After a day of speculation in the British media, the Premier League giants on Tuesday confirmed the Scot's departure in a brief statement on their Twitter account.
"Manchester United announces that David Moyes has left the club," United said.
"The club would like to place on record its thanks for the hard work, honesty and integrity he brought to the role."
Rumours of Moyes's imminent departure began to swirl on Monday, with the club refusing to comment when asked if he was facing the sack.
British newspaper reports on Tuesday said Moyes had been informed of his fate during an early-morning meeting with chief executive Ed Woodward at the club's Carrington training ground.
United host Norwich City on Saturday in the first of their four remaining league games this season.
Louis van Gaal, the current Netherlands coach, has been installed as the favourite to succeed Moyes on a permanent basis by British bookmakers, with Jurgen Klopp of Borussia Dortmund another rumoured contender.

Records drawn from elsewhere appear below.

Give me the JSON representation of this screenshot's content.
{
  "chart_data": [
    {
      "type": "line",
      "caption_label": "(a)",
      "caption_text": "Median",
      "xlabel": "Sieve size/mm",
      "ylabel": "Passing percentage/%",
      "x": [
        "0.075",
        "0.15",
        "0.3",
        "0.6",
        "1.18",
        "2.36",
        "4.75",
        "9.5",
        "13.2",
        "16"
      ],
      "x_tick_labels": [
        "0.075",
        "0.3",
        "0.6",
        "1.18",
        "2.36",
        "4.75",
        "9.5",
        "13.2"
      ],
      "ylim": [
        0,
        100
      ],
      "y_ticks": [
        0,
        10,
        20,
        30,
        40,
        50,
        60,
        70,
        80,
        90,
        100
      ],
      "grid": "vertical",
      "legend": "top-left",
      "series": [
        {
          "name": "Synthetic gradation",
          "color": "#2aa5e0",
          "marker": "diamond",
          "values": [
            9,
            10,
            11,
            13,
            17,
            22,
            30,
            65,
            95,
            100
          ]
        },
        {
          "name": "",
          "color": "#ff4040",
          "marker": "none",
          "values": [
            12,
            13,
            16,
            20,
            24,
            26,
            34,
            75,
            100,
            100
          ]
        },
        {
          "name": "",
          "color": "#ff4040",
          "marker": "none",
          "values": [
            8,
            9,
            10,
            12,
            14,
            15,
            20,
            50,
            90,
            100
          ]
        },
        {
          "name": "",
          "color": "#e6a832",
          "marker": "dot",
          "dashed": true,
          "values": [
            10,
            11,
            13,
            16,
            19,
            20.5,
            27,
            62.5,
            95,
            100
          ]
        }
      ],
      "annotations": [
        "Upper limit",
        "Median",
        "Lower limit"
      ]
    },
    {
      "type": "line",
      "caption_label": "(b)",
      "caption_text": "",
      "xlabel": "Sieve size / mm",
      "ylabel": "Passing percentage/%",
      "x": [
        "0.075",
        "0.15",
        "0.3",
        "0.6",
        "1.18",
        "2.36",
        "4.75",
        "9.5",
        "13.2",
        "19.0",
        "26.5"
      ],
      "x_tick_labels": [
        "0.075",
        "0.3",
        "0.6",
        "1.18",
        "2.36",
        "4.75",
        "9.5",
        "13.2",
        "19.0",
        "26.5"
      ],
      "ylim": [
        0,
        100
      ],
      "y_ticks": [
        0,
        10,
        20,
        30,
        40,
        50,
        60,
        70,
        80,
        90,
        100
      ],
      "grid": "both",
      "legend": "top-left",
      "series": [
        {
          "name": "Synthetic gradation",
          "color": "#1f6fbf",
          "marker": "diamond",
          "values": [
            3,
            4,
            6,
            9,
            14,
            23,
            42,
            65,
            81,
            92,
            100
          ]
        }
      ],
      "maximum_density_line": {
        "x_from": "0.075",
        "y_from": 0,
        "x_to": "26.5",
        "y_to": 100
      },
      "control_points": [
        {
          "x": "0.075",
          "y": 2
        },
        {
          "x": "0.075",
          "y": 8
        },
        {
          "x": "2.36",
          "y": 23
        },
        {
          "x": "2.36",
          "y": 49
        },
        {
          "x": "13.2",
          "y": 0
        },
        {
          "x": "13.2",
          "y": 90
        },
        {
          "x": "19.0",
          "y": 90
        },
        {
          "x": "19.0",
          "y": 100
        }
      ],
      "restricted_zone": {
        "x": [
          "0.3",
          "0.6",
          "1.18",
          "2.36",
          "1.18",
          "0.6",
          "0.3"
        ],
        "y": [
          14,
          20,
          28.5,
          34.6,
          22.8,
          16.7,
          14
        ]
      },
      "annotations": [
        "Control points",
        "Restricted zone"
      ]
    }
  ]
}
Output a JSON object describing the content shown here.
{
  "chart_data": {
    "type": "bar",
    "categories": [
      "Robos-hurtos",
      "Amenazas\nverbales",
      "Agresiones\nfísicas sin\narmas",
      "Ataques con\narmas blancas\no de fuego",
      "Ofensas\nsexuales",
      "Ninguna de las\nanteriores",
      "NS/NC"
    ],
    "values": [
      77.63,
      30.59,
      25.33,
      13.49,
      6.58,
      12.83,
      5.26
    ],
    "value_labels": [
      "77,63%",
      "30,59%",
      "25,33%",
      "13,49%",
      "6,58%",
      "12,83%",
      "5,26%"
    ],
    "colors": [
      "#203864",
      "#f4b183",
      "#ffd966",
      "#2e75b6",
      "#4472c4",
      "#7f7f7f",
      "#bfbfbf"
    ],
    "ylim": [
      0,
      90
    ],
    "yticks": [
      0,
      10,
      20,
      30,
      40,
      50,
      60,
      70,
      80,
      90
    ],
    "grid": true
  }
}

Ferguson, British football's most successful manager, personally hand-picked Moyes to succeed him after announcing his retirement last May following 26 and a half trophy-studded years at Old Trafford.
Moyes inherited a team that had romped to the Premier League title - United's 20th English league crown - by 11 points, but he endured a torrid debut campaign.
United have slumped to seventh place in the league table and been eliminated from both domestic cup competitions and the Champions League.
Moyes's last game in charge was a 2-0 loss at his former club Everton, which confirmed that United will not compete in the Champions League next season for the first time since 1995.
The defeat, United's 11th of the league campaign, left the defending champions 13 points below the Champions League places and 23 points behind leaders Liverpool.
They face a struggle even to qualify for the second-tier Europa League, lying six points below sixth-place Tottenham Hotspur with four matches to play.
Of their league defeats, six have come at home, and there have been demoralising home-and-away losses to arch rivals Liverpool and Manchester City, as well as Everton.
Moyes's transfer dealings proved equally disappointing, with STG27.5 million ($A49.82 million) midfielder Marouane Fellaini, signed from Everton, and STG37.1 million record signing Juan Mata, who arrived from Chelsea in January, struggling to make an impact.
As a result, United's American owners, the Glazer family, reportedly felt uneasy about the prospect of handing him the funds needed to rebuild the squad during the forthcoming close season.